|Series Theme: Meditations in Lessons from the Law of Moses|
Meditation No. 16
Meditation Title: Women in Service
Ex 21:7,8 If a man sells his daughter as a servant, she is not to go free as menservants do. If she does not please the master who has selected her for himself, he must let her be redeemed. He has no right to sell her to foreigners, because he has broken faith with her.
Living in the enlightened times that we do, we probably have a tendency to look with askance on times such as these covered by these laws, when women appeared to be mere chattels – but perhaps that is just how it seems and the truth may be quite different. Without any doubt, in an under-developed country, most of us would agree that women are more vulnerable than men. They are vulnerable because mostly they are physically weaker than men, and also because sexually they could be preyed upon by stronger men. It is that recognition, I suggest, that is the cause for the distinction in verse 7: “she is not to go free as menservants do.” What follows is the explanation of that. In Laws that seem so far from modern life we need to remember that God is providing protection in a world very different and in some ways less civilised than our own.
In verses 7 to 11 which cover the female servant (and we have explained previously why this applies to servants and not slaves) the word ‘If” occurs five times, indicating five possibilities that are being covered by this law. The first one refers to a Hebrew father who has fallen into abject poverty (for that's only when this was allowed) and who is seeking to care for his children, as well as income for the family: “If a man sells his daughter as a servant.” (v.7) Arranged marriages, although alien to most of us today, often work better than the short term relationships we so often see in modern Western life. Here the father, in exchange for money, puts his daughter into the family of another to work “in service”.
This is so that she can prove herself, and it acts as a prelude to becoming the wife of the master, or even of his son. It was a practice of the Middle East and so the laws here are to protect her: “If she does not please the master who has selected her for himself, he must let her be redeemed. He has no right to sell her to foreigners, because he has broken faith with her.” (v.8) In other words, after he has taken her as a wife, if that relationship does not work out because for some reason she is unable to live up to the role of wife, then she is not to be sold off but must be redeemed by her family (implied). It is probable that this really means that this occurs if the Master decides not to marry her because she turns out not to be a virgin. Even within this practice, as alien as it is to us, there is care for the women and protection against her being sold.
In the third option the law covers the possibility that the master chose her for his son: “If he selects her for his son, he must grant her the rights of a daughter.” (v.9) If she is taken on as the wife of the son, she is not to be considered a servant but is to have all the rights and privileges of a member of the family.
In the fourth option, it is unclear whether it applies to the master of the house or his son, but the same applies whichever it is: “If he marries another woman, he must not deprive the first one of her food, clothing and marital rights.” (v.10) In other words, if the man took a second (or even third wife) which was not uncommon, the first girl must not lose out in any way and must still be cared for and provided for.
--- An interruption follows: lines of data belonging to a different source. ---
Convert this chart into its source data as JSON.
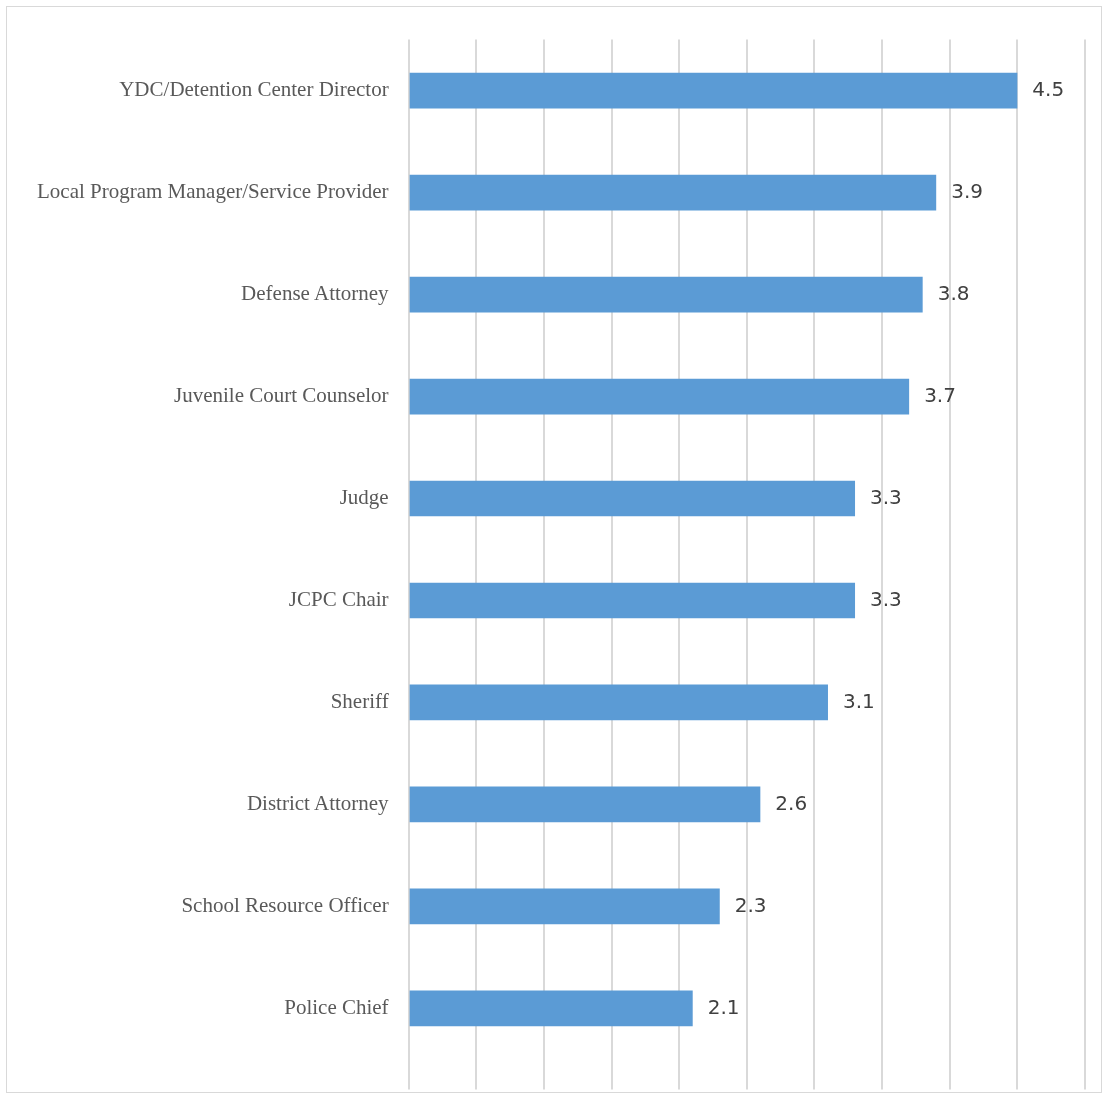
{
  "chart_data": {
    "type": "bar",
    "orientation": "horizontal",
    "categories": [
      "YDC/Detention Center Director",
      "Local Program Manager/Service Provider",
      "Defense Attorney",
      "Juvenile Court Counselor",
      "Judge",
      "JCPC Chair",
      "Sheriff",
      "District Attorney",
      "School Resource Officer",
      "Police Chief"
    ],
    "values": [
      4.5,
      3.9,
      3.8,
      3.7,
      3.3,
      3.3,
      3.1,
      2.6,
      2.3,
      2.1
    ],
    "color": "#5b9bd5",
    "xlim": [
      0,
      5
    ],
    "xticks": [
      {
        "value": 0,
        "label": null
      },
      {
        "value": 0.5,
        "label": null
      },
      {
        "value": 1,
        "label": null
      },
      {
        "value": 1.5,
        "label": null
      },
      {
        "value": 2,
        "label": null
      },
      {
        "value": 2.5,
        "label": null
      },
      {
        "value": 3,
        "label": null
      },
      {
        "value": 3.5,
        "label": null
      },
      {
        "value": 4,
        "label": null
      },
      {
        "value": 4.5,
        "label": null
      },
      {
        "value": 5,
        "label": null
      }
    ],
    "grid": "x",
    "tick_labels": "y",
    "data_labels": true,
    "legend": false
  }
}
If that does not happen, then the fifth and final option comes into play: “If he does not provide her with these three things, she is to go free, without any payment of money.” (v.11) i.e. the contract is annulled on both sides.
We need to remember what may appear almost too obvious here, that these are simply possibilities. In a loving family context it would only happen if the family fell into hard times and could not cope, and the father's intentions are likely to include the welfare of his daughter. Yes, in every situation within the compass of the law, there would always be abuses, but wherever possible the law sought to provide for the care and welfare of everyone covered by it. The law, of course, cannot legislate attitudes which is why Jesus, in the Sermon on the Mount, goes behind the act and DOES cover the attitude or thought behind it. In establishing a new nation, the best any legislators can do, is seek to provide for any eventuality – at least in terms of behaviour, and that is what we have been observing here in these verses today.
Although Israel was a sinful nation – in that all men and women are sinners – at this point in time when the Law was given, it had not fallen into many of the human abuses that came later, and which we tolerate in our modern society. It is obvious from the regular media reports, that many of our children are far more vulnerable than those in Israel at that time. The Law was necessary to legislate against sin, to curb its unrestrained working. Family life was far more highly respected and honoured than in much of the West today, but even so laws were still necessary to protect the weak and limit the potential abuser. As the apostle Paul was later to point out, there were distinct shortcomings in the Law, but in the absence of anything else, it was necessary until the Son of God came along and showed a better way.